3章 アナザーシーズン

3-1

 始業式の日は、やけに寒い風が吹いていた。

 残暑をさらっていくような涼しい風が、朝から時折吹き付けた。

 太知と共に、自分の教室がある階へと上がっていく。

 その道中、生徒の喧騒が久々に校内を包んでいるのを聞いた。

 教室の前で話している生徒も多く、手前の一組の入口の前まで、人混みで溢れていた。

 教室の中でも、複数のグループが盛り上がっている。

 とりあえず俺は自分の席に荷物を置き、近くの席の男子に、「ひさしぶり」とか言ってみるのだった。

 それから太知のところに行って話していると、担任が入ってきてすぐにチャイムが鳴った。

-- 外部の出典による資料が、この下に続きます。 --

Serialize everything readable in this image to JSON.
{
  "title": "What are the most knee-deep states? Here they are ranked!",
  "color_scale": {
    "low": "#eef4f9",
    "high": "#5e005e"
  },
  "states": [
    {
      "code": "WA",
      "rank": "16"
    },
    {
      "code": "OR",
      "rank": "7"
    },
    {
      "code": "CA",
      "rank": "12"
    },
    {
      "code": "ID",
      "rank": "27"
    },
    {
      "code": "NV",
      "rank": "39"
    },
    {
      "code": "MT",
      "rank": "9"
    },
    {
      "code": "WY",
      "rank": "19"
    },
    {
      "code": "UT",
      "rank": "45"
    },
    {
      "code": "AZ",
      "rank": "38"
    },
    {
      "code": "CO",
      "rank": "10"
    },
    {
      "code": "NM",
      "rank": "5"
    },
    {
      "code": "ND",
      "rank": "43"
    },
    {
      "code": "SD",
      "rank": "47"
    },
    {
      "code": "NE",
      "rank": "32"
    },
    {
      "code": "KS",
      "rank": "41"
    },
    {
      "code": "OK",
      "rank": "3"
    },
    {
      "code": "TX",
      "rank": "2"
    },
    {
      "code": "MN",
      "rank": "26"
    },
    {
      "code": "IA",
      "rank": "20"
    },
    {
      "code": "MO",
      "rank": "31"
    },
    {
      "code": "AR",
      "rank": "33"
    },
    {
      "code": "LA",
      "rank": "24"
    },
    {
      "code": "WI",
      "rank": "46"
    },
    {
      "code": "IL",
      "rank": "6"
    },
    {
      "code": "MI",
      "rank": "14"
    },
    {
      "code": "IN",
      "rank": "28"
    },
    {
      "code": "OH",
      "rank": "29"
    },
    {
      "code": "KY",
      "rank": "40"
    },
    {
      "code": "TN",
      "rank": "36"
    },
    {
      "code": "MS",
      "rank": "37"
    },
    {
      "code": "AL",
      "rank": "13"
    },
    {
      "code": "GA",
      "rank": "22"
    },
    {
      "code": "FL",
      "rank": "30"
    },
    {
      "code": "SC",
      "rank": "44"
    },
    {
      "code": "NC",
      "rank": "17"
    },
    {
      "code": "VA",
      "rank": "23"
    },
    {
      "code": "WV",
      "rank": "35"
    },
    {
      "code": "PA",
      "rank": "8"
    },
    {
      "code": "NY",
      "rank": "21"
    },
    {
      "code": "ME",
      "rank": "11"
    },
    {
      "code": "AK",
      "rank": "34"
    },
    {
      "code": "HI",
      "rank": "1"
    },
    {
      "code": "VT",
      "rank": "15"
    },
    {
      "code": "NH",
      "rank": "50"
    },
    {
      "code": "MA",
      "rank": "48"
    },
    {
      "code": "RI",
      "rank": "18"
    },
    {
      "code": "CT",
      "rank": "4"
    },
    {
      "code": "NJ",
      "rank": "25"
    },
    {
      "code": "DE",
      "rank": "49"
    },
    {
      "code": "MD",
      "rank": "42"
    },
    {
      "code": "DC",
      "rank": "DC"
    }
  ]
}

 朝のホームルームでは担任が、どこかの部活の大会の成績を褒めたりしていた。だが正直、まだ早起きに慣れないせいで、ひたすらに眠いのみだった。

 それから俺達は、始業式のために体育館に移動した。

 


 全校生徒がズラリと椅子に座る。生徒が小声で話す声が、かすかに響いていた。

 俺はふと、視界の端で小さく頭を動かす生徒に目をやった。

 それは……隣の女子と楽しそうに話す、青八木だった。

 声を潜めて、くすくす笑っている。

 ……俺は、なんというか……。

 凄いな、と思った。

 見た所あれは、高木の周りの女子ではない。

 青八木はもう新しい交友を作っているんだ。新たな自分として、すでにスタートを切っているのだ。

 やはり、彼女は凄いやつだ。

 同級生の前で羨望の眼差しを送るわけにはいかないので……俺は心の中でその気持ちを留めて、普通に始業式に参加した。

 式が終わるとクラスごとに教室に戻る。

 そうして、担任が二学期のクラスの学習方針を話し出す。

 それが済めば、全員から夏休みの宿題を回収し始める。

 そのまま、流れるように帰りのホームルームも終わって、全員がガヤガヤと帰り始めた。


「太知、帰ろうぜ」


「うんー」


 太知と、教室を出る。

 二人で廊下に出ると、下校する生徒が教室前に溜まっていた。

 奥の三組の方は、特に人が多いように見える。

 皆、朝はだるそうに登校してきて……けど放課後になれば騒がしく下校していくのだ。

 これがまた数か月続くんだなぁ、と思いながら廊下で太知と話していた。

 だが……。 

 普段通り、だとは思うのだが……。

 俺はまだなんだか、奥の集団が気になっている。

 ふとその集団から、笑い声が上がった。


「なんだろう?やけに盛り上がってるなぁ」


「だよな?一学期のときは、あんな女子の大所帯なかった気がするんだが……」


 だからと言って、それがおかしなことだという事はないけれど……。


「……ああ、なんだ」


「ん?」


 納得したような顔で、人の合間に向かって指をさす太知。


「青八木さんじゃないの、あれ」


 太知の目線がさす方を見てみる。

 複数の集団の先の、一番大きい輪の中心に居る数人の女子。

 その中に、確かに青八木が居た。

 高木たちとまた居るのかと一瞬考えたが、そうじゃなさそうだ。

 なぜなら高木と三人の女子たちは、離れた所でまた別に固まっていた。


「それにしても驚いたよー、夏休み開けたらアオイちゃんがイメチェンしてるんだもん」


「イメチェンって……髪型のこと?」


「性格だよ性格!なんか明るくなったじゃん?」


「えー、私そんなに暗かったかなぁ」


「暗いっていうより、なんか大人な雰囲気だったよねー」


「うんうん、もっとクールな感じだった」


 青八木と三人くらいの女子が話していた。

 周りからそれを見ている生徒が居て、笑ったり、たまに会話に参加している。


「いやぁますます人気者になったねー、青八木さん」


「ああ……だなぁ」


 考えてみれば当然だ。

 元々青八木は他の生徒から一目置かれる存在だった。

 それはきっと、大人びた雰囲気と見た目の良さによるものだったと思う。

 誰にも気さくなところもあったし、そんな彼女がより社交的な性格になったのなら……周りがこういう反応になるのも、自然なのかもしれなかった。